沢渡くんがいない間を狙って、沢渡家でお昼ご飯をいただくことになった。

「すみません。わざわざこんなむさ苦しいところに」

「いえ。それよりも、相変わらず料理がお上手ですね。とてもおいしいです」

こういう家庭料理を味わえるのはとても嬉しい。

「ところであの・・・、希が何か問題でも起こしましたか?」

・・・祥子さんは心配顔で箸を手にしようとしない。

「違いますよ。今日は僕が勝手に、祥子さんにお目にかかりたいと思って伺っただけです。どうぞお楽になさってください」

はい・・・、とその表情が和らぐ。

「沢渡くんの様子はいかがですか?」

「相変わらずです。夕食は家族でとるようにしていますが、あまり話はしてくれません。それでいて、することがあるから、と、すぐに部屋に戻ってしまうんですよ」

・・・これでは、家にいる意味がないじゃないか。

「希も、合わせようとしてくれているのですよ。例えば、買い物に付き合ってほしいと言えば一緒に行ってくれます。でも普段は・・・。それでも、部屋にピアノを置いてからは、いい曲が流れてきて嬉しいんですけどね」

「彼はどんな曲を弾いていますか?」

「ごめんなさい、曲の名前までは分からないんですけど・・・、静かでムードのある曲が多いです。それもたまには、側で聴かせてもらいたいと思っているんですけど、なかなか入り辛くて」

・・・沢渡くんは、人前で弾くのも嫌いではないと思うんだけどなあ。でも曲調からすると、家にいる間のもやもやを晴らしている感じがしないでもないかな。
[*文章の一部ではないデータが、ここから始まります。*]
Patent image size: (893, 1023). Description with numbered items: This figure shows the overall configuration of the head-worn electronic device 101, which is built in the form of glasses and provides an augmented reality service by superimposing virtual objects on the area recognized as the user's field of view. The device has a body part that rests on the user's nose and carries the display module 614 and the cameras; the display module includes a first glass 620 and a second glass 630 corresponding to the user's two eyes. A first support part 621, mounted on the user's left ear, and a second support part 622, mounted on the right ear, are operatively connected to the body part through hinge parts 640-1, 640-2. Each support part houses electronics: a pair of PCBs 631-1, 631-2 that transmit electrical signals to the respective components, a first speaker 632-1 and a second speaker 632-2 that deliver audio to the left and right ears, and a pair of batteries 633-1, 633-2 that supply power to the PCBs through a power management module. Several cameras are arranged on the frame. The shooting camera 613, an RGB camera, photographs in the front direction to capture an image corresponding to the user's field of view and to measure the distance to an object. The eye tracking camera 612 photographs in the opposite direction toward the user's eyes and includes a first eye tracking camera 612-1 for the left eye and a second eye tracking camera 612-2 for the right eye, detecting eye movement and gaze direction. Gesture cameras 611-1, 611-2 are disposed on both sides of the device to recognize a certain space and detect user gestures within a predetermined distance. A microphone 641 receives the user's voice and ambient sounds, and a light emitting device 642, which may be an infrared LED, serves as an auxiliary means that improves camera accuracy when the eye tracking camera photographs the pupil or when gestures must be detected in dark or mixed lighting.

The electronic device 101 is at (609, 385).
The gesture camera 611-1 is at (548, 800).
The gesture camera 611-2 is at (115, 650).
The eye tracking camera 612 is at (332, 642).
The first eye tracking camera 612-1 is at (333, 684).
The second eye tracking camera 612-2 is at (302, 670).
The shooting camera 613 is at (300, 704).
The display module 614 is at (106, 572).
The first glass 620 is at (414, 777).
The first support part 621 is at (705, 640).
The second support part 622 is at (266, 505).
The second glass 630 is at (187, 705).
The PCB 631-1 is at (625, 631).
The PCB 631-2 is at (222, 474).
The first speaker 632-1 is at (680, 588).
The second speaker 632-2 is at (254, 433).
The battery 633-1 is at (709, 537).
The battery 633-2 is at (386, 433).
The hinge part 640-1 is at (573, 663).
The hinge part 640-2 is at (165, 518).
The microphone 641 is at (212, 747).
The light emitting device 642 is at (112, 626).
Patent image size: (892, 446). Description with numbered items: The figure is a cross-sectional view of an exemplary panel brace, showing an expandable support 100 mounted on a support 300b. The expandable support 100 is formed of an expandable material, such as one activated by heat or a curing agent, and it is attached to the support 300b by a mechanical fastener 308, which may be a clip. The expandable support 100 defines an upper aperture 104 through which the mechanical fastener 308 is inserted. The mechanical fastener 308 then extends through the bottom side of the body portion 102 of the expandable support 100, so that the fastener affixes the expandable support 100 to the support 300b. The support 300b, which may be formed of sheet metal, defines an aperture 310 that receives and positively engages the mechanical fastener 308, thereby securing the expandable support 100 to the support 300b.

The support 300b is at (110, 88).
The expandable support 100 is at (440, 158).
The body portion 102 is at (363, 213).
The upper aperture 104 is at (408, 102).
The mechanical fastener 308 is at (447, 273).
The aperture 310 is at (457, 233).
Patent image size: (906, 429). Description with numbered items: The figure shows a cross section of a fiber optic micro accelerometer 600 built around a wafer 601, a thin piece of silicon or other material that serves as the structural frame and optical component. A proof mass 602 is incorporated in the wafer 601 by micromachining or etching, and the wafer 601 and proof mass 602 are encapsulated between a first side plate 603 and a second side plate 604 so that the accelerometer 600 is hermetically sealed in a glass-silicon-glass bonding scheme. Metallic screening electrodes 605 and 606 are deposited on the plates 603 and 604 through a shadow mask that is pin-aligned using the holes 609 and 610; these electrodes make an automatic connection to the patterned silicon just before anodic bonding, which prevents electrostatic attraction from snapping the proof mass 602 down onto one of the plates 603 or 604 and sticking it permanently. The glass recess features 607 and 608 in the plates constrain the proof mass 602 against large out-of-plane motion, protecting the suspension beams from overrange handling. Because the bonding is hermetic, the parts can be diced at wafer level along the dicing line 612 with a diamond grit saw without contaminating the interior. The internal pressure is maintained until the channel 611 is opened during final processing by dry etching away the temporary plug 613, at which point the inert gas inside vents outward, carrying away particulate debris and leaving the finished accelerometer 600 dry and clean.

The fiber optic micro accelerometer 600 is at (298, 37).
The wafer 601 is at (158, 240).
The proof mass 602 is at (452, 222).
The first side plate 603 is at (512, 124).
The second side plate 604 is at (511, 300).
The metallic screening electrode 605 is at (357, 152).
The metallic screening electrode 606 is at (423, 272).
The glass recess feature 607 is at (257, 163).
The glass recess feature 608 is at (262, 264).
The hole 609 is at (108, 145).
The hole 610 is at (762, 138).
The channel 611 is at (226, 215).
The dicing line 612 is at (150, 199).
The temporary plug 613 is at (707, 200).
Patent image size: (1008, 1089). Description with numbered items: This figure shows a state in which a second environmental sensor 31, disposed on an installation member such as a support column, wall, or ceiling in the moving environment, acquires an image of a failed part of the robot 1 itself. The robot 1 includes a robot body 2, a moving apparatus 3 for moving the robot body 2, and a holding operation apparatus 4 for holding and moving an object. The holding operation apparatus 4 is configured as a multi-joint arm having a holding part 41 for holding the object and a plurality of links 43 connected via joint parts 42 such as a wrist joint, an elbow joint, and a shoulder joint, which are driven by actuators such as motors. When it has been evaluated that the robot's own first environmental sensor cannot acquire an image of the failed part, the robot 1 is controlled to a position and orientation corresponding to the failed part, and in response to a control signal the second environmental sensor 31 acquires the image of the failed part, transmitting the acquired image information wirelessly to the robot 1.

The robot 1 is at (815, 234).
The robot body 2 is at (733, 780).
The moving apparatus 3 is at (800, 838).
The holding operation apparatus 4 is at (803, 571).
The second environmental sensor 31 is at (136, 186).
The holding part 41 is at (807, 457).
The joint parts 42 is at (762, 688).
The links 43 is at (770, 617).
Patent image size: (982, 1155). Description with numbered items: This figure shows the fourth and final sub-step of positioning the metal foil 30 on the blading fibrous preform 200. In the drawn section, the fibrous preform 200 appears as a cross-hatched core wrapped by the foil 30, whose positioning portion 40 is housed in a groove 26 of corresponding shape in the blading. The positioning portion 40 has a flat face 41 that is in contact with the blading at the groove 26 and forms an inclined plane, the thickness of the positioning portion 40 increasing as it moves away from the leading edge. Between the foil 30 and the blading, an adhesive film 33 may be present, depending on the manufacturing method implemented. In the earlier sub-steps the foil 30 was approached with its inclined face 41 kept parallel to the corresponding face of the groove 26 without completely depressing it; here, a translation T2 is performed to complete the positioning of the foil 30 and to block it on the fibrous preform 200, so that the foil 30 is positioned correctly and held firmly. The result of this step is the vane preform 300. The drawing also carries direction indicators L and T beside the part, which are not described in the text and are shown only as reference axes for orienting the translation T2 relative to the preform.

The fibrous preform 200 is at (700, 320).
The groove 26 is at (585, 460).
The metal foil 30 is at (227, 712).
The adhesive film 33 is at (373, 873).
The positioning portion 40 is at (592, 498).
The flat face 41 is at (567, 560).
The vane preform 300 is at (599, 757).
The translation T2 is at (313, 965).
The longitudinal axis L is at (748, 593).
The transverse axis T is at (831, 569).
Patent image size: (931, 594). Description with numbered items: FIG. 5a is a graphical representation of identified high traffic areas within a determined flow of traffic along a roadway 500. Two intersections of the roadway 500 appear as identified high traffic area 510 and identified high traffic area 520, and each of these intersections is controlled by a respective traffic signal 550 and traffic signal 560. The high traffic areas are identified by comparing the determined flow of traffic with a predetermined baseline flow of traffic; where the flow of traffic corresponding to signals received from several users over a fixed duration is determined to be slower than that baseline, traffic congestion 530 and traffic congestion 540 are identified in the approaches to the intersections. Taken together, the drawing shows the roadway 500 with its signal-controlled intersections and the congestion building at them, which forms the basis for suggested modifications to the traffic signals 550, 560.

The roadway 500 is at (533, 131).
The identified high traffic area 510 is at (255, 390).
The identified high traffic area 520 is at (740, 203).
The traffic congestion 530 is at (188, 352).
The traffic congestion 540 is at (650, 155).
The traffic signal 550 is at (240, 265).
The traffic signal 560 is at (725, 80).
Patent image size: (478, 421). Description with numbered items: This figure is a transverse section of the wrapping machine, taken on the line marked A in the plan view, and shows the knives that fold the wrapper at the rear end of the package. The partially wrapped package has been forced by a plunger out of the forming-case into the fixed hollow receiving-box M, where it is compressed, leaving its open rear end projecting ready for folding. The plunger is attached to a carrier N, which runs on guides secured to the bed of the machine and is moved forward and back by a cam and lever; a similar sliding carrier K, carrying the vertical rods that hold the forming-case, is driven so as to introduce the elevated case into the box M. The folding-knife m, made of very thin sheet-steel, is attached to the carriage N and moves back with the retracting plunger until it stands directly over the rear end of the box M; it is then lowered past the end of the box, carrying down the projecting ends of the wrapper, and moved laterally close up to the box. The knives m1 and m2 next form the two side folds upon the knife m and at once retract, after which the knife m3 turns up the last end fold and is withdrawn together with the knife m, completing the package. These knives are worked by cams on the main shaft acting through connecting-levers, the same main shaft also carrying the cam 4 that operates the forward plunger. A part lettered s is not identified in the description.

「沢渡くんは、祥子さんがお願いすれば何だってしてくれると思います。家族に対しては自己表現が下手なんですよ、どうしていいか分からない。だから、とりあえず何でも言ってみてください。もしそれで沢渡くんのバランスが崩れるようなら、僕が彼の相談に乗ります。また、祥子さんも全然遠慮しないでください。お互いをぶつけ合わないと、壁は越えられないのではないでしょうか」

祥子さんは小さくなって頷かれた。